Tuesday, May 31, 2016

Steph Curry and the Warrior's Astonishing Season

[ed. Curry is like a young Tiger Woods. Totally dominating (and a beauty to watch).]

A perfectly executed jump shot is among the most beautiful things in all of sports. Dunks are more ostentatiously athletic, but they end in a staccato thud, a brute pounding of the basket. Like baseball swings, tennis shots, and tackles in football, dunks have the quality of abrupt endings, of momentous and violent collisions between moving objects and determined people. A jump shot, by contrast, is all flow. An athlete takes one or two steps, pauses to gather his body, and then leaps—straight up, if he’s doing things correctly. As he rises, he holds the ball in the palm of one hand while the other gently cradles it from behind. The shooting arm is bent at a ninety-degree angle, its upper half parallel to the floor. The shooting elbow travels upward on a narrow path within inches of the torso, to insure an efficient and steady glide; the other arm folds over, framing the face of the shooter. Then the shooting arm uncoils, exploding into a rigid staff: the ball is launched upward, at an angle, usually, between forty and sixty degrees relative to the shooter’s body. At the top of the player’s leap, before letting the ball go, his shooting hand offers its final adjustments by flicking quickly forward and letting the ball roll backward off the fingertips, insuring that it spins in the opposite direction from which it’s travelling. The backspin works to insure that whatever the ball grazes—the backboard, a piece of the rim—will have minimal effect on its path. When all of this is done just so, the ball drops noiselessly into the woven nylon net, rippling the ropes as little as possible on its way through. By then, a confident shooter will already be on his way down the floor, perhaps with a hand raised in triumph as thousands of people scream and high-five strangers. A perfect shot is swift and noiseless and, when delivered at the right time, can end an opponent’s chances. This is why the man who has lately become its most storied practitioner has been called the Baby-Faced Assassin.

That killer, Stephen Curry, of the Golden State Warriors, has the most precise and stunning jump shot in the history of the National Basketball Association.
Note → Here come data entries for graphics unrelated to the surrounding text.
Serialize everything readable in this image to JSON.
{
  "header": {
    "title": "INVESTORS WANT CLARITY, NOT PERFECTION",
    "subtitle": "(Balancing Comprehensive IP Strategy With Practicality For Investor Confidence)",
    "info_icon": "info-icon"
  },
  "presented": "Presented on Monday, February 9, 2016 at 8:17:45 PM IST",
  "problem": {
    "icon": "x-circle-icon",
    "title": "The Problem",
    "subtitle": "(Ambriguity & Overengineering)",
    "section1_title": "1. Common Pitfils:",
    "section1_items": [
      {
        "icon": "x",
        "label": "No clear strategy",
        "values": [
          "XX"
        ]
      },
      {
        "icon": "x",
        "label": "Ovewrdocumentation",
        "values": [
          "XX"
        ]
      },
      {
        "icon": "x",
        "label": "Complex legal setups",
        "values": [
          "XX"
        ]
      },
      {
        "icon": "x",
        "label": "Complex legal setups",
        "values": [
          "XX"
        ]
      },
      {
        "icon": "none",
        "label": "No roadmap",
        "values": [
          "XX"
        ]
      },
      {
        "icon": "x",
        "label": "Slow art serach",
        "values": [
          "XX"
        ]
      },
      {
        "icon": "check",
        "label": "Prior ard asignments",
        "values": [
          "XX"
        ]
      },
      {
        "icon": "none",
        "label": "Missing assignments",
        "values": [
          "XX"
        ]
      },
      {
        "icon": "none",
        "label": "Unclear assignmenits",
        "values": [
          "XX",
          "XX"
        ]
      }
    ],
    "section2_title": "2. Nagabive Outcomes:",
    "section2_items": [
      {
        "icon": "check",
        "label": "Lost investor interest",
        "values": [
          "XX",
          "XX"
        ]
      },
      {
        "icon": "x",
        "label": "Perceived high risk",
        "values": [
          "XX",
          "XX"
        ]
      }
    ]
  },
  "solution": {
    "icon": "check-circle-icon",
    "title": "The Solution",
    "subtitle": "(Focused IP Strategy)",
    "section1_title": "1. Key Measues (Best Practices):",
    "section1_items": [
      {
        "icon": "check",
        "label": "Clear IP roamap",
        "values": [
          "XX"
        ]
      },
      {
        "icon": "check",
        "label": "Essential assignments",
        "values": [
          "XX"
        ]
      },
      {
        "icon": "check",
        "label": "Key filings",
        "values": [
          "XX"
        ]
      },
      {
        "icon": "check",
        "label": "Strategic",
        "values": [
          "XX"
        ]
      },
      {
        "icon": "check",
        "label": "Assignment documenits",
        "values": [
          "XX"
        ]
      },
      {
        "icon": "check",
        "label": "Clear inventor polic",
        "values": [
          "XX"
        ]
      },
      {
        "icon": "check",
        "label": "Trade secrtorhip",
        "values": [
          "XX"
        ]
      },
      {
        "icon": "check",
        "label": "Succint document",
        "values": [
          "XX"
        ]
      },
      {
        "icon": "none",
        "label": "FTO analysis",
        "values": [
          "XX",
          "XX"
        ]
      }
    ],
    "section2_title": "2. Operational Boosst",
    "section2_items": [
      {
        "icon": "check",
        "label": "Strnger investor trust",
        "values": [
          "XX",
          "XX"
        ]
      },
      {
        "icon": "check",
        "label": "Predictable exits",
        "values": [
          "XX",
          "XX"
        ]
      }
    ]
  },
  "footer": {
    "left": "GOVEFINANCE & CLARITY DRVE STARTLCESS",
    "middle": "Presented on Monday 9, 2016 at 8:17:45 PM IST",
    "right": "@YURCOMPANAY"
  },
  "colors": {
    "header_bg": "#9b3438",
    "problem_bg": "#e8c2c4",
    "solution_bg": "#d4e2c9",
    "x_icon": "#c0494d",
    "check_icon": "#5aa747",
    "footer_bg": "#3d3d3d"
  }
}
Unlike other shooters, who pause with the ball at hip height to gather and set themselves, his is a single-motion shot: he enters a deep knee bend and cocks his hands to shoot in one swift, upward-flinging movement. He can charge down the floor at top speed, then halt completely and fire a shot in less than a second. And that shot is far more likely to go in than one taken by nearly anyone else. His form is precise, his jumps are generally upright, and his shooting forearm is never more than five degrees from vertical. His follow-through is textbook. Curry executes perfection faster than anyone else in professional basketball.

In March, I made my way to Oracle Arena, in Oakland, where I live, to see him do this in person. The Warriors’ home court sits beside one of the least attractive freeways in one of the least attractive parts of the city. The 880, which stretches from downtown Oakland to the rival tech hub San Jose, is narrow and crowded, marked with potholes, jammed with smoke-spewing semis, and hemmed in by graffiti-covered walls on one side and crumbling office parks on the other. The arena rises from an area of forgotten roads and weed-covered lots. (...)

Inside the arena, nearly twenty thousand fans were giddy. Sellouts were common at Oracle even during the team’s lean years; on this night, thousands arrived early just to watch Curry perform his increasingly legendary warmup routine. He started with a series of dribble drills and layups. As fans amassed in the lower seats, he began flinging mid-range jumpers, nailing shot after shot. Soon he was working beyond the three-point arc, a team assistant feeding him balls that he sent, almost without fail, through the hoop. Then he started in on his proprietary material: shots launched from well beyond the arc, far outside any region where reasonable players are comfortable. The crowd yelled for each make, groaned at each miss. Curry was either unaware of our presence or teasing us by pretending to be. By the time he reached half-court, it had become sheer performance, a circus act. With each shot taken from the mid-court logo, you could hear people inhaling breaths that weren’t let out until the ball landed.

Then Curry prepared for his final trick. A security guard cleared out the hallway that leads to the home locker room, barking at wayward reporters and the occasional oblivious visitor who happened to wander through with a hot dog and an all-access pass. Curry set up halfway down the tunnel, nearly fifty feet from the basket, directly to one side of it. He could no longer be seen from the stands. Suddenly a ball flew from the tunnel as though shot by a cannon; it bounced off the front rim, and the crowd let out a moan. The security guard, clearly relishing his role, bounced another ball down the hallway. It, too, was thrown into the air, this time sailing through the hoop, hitting nothing but net. The arena erupted. Curry shot three more from the tunnel, making one. The guard announced that the show was over and handed Curry a marker with which the point guard signed hats, posters, and jerseys for kids who had been granted special access. He waved to the crowd and ran down the hallway at full speed, disappearing into the locker room. The game hadn’t even begun, and everyone present had already been thoroughly entertained.